Llamé al hospital varias veces a lo largo del día. A menudo nadie respondía pues estaban materialmente desbordados de trabajo. Cada vez que oía una voz al teléfono, además de la información sobre el estado de salud de mamá, intentaba averiguar si existía la posibilidad de la visita de un sacerdote. Al principio recibí como respuesta: “Estudiaremos el asunto”. Yo les comprendía, pues estaban trabajando más allá de sus posibilidades.
Al cabo de unos días me informaron de que el hospital no tenían capellán y no había posibilidad de permitir entrar a un sacerdote de fuera. Mientras tanto, los niveles de saturación de oxígeno de mi madre -a pesar del oxígeno y las vías intravenosas- seguían bajando inexorablemente.
Un sacerdote para todos
A mi madre la conectaron a un respirador artificial con una grave insuficiencia pulmonar y cardíaca. Los médicos decían que había que prepararse a que pudiera fallecer.
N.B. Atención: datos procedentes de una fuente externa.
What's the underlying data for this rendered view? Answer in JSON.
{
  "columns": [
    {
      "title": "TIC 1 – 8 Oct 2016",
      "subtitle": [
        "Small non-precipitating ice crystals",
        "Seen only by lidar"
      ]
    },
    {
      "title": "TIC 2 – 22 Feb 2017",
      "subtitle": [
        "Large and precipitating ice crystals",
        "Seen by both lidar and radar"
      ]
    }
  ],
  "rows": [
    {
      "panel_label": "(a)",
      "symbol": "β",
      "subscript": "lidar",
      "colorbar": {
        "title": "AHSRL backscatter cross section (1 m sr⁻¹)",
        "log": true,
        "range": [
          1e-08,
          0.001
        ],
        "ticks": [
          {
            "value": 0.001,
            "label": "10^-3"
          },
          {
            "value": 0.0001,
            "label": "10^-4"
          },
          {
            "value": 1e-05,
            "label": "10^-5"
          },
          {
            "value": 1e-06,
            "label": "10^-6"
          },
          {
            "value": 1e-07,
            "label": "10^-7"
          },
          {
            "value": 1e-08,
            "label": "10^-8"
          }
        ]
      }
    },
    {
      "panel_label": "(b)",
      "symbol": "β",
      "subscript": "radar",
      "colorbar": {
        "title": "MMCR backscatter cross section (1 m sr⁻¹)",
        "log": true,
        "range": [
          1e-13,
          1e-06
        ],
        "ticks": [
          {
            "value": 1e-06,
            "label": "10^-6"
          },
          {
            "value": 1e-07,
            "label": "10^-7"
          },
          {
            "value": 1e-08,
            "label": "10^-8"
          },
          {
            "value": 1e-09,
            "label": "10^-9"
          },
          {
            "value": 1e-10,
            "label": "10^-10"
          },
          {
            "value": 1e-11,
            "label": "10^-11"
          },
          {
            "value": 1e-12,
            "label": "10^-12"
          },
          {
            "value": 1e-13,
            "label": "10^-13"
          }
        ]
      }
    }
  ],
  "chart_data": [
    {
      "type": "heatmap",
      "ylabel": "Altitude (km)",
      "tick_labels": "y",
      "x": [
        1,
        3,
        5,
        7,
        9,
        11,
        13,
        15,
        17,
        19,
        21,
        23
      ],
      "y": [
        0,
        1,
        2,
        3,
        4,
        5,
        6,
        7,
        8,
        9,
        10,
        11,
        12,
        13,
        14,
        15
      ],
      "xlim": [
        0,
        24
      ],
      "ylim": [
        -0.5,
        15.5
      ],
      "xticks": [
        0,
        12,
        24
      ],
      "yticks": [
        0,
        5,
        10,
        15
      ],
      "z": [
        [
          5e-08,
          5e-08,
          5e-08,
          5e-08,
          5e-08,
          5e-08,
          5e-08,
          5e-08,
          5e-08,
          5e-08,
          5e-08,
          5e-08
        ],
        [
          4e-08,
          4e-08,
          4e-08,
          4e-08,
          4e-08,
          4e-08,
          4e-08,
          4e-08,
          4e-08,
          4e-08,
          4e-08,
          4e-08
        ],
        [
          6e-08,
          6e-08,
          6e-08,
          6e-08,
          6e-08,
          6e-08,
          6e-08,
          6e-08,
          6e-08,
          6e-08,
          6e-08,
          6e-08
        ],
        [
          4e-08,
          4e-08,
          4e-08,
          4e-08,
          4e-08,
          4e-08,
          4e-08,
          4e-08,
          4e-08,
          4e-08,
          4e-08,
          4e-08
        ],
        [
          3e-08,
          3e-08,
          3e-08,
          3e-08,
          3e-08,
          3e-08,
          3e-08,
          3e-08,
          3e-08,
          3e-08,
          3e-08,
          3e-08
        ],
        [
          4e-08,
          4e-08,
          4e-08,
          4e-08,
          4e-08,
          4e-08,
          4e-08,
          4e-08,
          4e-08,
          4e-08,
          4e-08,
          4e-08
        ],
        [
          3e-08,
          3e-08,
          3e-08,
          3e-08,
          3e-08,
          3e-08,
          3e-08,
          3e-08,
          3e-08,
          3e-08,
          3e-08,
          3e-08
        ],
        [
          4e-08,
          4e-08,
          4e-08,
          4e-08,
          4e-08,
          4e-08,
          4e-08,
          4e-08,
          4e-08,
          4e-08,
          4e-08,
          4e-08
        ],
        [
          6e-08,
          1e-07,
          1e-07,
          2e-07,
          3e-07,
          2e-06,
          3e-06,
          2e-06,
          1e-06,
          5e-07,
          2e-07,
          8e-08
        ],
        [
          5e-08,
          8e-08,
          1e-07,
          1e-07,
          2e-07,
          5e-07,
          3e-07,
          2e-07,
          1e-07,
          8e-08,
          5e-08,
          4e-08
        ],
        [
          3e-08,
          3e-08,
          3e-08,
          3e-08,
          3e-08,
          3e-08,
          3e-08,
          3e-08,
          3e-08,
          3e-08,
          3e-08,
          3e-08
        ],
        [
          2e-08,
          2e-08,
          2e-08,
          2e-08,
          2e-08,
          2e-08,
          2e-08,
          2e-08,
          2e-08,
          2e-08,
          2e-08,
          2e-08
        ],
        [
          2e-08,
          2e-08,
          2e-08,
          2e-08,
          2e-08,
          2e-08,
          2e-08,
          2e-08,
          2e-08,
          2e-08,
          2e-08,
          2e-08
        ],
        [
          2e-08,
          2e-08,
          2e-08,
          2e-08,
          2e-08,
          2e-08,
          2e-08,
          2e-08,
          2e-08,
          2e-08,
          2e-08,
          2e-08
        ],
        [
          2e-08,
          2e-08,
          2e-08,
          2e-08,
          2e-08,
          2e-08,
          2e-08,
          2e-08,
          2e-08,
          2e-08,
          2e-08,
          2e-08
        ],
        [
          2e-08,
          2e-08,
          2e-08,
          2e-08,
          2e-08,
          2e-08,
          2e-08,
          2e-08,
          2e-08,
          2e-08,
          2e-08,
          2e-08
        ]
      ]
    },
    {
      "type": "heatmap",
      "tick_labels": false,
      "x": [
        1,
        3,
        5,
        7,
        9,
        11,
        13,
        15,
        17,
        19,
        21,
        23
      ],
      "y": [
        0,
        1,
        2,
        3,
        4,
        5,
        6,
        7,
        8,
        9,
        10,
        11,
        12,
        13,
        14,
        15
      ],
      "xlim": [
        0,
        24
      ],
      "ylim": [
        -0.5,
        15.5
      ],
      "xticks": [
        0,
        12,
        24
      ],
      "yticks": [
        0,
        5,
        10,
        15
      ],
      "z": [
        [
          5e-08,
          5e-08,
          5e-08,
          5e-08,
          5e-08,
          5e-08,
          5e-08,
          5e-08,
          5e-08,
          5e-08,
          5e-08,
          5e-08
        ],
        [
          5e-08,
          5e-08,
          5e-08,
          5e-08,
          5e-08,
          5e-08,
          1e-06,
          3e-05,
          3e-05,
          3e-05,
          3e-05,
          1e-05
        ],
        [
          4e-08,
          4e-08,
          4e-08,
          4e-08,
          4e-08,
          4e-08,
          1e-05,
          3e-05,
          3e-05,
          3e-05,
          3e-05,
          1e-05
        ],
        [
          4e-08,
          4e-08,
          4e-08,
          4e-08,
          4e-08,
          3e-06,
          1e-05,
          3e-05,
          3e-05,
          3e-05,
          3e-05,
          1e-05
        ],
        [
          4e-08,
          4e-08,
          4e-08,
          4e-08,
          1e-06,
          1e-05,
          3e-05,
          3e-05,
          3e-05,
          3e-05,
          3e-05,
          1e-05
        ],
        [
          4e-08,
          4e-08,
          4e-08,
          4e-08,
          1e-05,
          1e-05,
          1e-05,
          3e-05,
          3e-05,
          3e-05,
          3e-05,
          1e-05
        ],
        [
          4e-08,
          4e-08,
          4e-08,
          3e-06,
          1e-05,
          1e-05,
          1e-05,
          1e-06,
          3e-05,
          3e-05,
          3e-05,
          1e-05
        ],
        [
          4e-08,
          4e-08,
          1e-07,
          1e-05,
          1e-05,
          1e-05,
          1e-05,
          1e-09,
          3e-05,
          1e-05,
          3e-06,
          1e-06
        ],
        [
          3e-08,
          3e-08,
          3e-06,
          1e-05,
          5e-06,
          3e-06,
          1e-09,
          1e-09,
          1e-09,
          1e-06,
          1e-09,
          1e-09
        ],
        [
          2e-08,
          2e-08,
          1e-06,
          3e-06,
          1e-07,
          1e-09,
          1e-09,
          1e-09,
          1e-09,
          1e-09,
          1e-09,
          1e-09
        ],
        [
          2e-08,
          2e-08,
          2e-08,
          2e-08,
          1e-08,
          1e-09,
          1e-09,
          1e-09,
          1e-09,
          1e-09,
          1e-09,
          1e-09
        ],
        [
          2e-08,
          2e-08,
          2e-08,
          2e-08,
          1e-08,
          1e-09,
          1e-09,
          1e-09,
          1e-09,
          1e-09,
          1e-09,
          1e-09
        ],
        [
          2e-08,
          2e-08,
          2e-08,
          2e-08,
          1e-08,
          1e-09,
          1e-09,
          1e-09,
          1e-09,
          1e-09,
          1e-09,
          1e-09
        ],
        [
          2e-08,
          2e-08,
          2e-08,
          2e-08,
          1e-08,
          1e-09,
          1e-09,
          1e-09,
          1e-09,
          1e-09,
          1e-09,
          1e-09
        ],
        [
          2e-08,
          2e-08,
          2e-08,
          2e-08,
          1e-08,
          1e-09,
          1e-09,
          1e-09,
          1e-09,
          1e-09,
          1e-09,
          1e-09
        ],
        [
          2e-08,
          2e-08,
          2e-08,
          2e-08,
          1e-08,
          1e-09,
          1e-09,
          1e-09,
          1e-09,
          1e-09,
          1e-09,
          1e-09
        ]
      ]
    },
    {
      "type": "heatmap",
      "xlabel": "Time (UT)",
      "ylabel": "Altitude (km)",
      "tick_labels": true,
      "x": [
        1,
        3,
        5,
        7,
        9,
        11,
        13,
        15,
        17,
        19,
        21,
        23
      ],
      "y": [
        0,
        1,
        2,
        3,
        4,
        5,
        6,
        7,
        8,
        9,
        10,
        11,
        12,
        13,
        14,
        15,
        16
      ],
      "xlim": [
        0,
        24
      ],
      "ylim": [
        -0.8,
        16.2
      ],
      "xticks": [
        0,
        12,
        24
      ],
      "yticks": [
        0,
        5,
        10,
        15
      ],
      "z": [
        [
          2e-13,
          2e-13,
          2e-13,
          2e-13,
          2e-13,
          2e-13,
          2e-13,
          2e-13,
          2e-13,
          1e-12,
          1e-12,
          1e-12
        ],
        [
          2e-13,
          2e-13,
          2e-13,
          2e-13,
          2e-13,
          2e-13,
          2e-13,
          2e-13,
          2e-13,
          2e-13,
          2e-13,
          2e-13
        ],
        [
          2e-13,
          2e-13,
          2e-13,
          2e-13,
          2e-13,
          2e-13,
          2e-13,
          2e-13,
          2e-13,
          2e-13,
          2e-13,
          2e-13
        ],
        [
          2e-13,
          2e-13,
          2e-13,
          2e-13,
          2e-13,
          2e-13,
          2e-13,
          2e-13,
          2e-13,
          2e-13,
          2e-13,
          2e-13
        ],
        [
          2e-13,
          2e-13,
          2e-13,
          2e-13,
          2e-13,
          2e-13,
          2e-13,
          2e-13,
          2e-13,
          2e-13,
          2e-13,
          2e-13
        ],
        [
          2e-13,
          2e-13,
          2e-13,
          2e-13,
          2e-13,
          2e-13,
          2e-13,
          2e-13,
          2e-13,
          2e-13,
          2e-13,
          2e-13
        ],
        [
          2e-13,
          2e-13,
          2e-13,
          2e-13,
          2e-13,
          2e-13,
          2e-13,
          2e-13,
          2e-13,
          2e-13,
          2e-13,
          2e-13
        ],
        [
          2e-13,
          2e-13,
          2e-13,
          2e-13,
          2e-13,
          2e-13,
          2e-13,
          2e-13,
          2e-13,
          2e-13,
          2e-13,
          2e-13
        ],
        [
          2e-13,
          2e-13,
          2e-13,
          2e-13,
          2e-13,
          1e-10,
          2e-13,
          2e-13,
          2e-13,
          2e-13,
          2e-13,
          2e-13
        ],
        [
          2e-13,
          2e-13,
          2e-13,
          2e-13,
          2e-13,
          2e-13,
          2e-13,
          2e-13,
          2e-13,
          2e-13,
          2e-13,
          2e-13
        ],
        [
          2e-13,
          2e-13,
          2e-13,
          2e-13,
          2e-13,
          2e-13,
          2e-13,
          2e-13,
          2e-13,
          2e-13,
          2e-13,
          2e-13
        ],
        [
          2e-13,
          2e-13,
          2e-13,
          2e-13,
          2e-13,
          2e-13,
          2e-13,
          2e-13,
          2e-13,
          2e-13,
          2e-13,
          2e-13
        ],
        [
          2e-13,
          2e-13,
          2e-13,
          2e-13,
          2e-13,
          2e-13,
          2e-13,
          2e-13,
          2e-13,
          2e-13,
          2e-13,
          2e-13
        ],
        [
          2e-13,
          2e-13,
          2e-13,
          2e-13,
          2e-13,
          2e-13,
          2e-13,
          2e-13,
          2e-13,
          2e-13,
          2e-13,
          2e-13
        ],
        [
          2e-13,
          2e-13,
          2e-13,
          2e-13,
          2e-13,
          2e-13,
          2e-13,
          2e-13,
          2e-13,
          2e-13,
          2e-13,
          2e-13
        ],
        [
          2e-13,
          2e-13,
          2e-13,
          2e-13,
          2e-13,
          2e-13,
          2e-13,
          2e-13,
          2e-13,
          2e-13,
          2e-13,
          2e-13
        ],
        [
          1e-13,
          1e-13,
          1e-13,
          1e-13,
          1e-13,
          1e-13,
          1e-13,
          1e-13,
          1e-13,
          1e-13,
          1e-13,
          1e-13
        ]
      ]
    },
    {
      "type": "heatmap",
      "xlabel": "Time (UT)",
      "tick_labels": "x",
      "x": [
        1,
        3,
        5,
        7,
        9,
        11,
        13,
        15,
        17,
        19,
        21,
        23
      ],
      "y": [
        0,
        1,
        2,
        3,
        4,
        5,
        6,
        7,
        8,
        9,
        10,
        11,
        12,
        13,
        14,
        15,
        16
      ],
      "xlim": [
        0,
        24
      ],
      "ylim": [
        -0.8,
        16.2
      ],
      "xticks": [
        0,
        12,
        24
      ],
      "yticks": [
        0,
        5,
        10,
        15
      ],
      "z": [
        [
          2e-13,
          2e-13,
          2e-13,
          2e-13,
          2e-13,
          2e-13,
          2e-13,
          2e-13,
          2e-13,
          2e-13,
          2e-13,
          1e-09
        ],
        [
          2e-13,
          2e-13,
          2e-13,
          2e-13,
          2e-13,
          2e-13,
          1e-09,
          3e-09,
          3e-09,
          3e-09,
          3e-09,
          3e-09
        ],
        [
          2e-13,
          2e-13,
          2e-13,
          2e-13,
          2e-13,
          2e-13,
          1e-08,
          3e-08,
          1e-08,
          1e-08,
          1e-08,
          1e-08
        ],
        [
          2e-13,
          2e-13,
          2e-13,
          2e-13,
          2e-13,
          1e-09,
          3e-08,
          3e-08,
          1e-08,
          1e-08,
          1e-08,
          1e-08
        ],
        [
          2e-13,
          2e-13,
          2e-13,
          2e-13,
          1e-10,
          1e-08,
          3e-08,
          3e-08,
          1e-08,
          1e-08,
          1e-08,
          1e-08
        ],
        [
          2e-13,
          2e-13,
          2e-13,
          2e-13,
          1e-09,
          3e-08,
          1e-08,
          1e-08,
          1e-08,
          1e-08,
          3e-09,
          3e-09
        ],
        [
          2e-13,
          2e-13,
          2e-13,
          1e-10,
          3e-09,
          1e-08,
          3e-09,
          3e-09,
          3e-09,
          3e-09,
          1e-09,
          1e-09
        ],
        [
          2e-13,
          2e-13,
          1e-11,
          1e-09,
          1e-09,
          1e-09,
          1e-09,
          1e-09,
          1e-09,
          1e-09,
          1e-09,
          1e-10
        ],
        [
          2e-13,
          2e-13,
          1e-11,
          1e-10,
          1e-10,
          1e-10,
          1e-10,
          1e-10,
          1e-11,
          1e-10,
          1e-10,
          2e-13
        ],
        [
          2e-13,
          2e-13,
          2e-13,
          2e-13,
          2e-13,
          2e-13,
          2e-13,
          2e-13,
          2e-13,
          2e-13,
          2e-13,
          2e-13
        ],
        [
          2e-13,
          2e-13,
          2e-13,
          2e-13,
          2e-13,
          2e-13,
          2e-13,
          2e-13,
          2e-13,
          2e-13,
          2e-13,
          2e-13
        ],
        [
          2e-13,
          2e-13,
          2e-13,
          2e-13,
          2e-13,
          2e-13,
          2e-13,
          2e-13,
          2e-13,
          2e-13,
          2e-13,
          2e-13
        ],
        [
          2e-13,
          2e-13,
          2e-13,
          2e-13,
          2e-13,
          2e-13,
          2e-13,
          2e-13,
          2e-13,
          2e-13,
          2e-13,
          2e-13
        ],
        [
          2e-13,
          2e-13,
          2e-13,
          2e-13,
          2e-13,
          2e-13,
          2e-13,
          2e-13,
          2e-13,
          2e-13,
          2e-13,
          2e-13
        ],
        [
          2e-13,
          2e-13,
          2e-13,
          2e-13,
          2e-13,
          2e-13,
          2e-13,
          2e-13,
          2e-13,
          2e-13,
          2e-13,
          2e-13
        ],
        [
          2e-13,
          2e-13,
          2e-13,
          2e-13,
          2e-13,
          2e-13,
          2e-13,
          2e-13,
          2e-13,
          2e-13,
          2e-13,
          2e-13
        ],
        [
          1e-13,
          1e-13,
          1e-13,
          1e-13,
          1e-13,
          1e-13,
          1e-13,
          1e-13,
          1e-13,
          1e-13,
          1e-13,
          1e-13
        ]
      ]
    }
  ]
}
Uno de los empleados del hospital me dio un número de teléfono directo de la directora. Ella me aseguró que si encontraba un sacerdote dispuesto a venir al hospital, lo dejaría entrar personalmente y lo llevaría junto a mi madre. Con esta información, encontré un sacerdote.
El sacerdote fue al hospital el mismo día. “He estado con tu madre y ha recibido la unción de los enfermos”, me escribió. Me quedé mirando el mensaje de texto durante mucho tiempo, sin poder creer que hubiera sido posible. Pero ese no fue el final de la historia. La misma directora, con una lista de varias docenas de pacientes, acompañó al sacerdote por todo el hospital. Todos aquellos pacientes que lo deseaban podían recibir los sacramentos.
Conmovida, la propia directora del hospital me llamó inmediatamente después de la partida del sacerdote, diciéndome lo agradecidas y felices que estaban aquellas personas, que temían morir con ansiedad y solas.
Nueve días después, cuando salía de la capilla donde rezaba por mi madre ante el Santísimo, sonó el teléfono del hospital. Esa noche mi madre había fallecido. Como tantas otras personas en estos meses, murió sola, aunque rodeada de las oraciones de muchos amigos por la comunión de los santos. Gracias a esas oraciones, por intercesión de san José, el patrón de la buena muerte, tras una semana de incesantes llamadas telefónicas, pudimos vivir todo con serenidad y rezo porque también ella lo viviera así.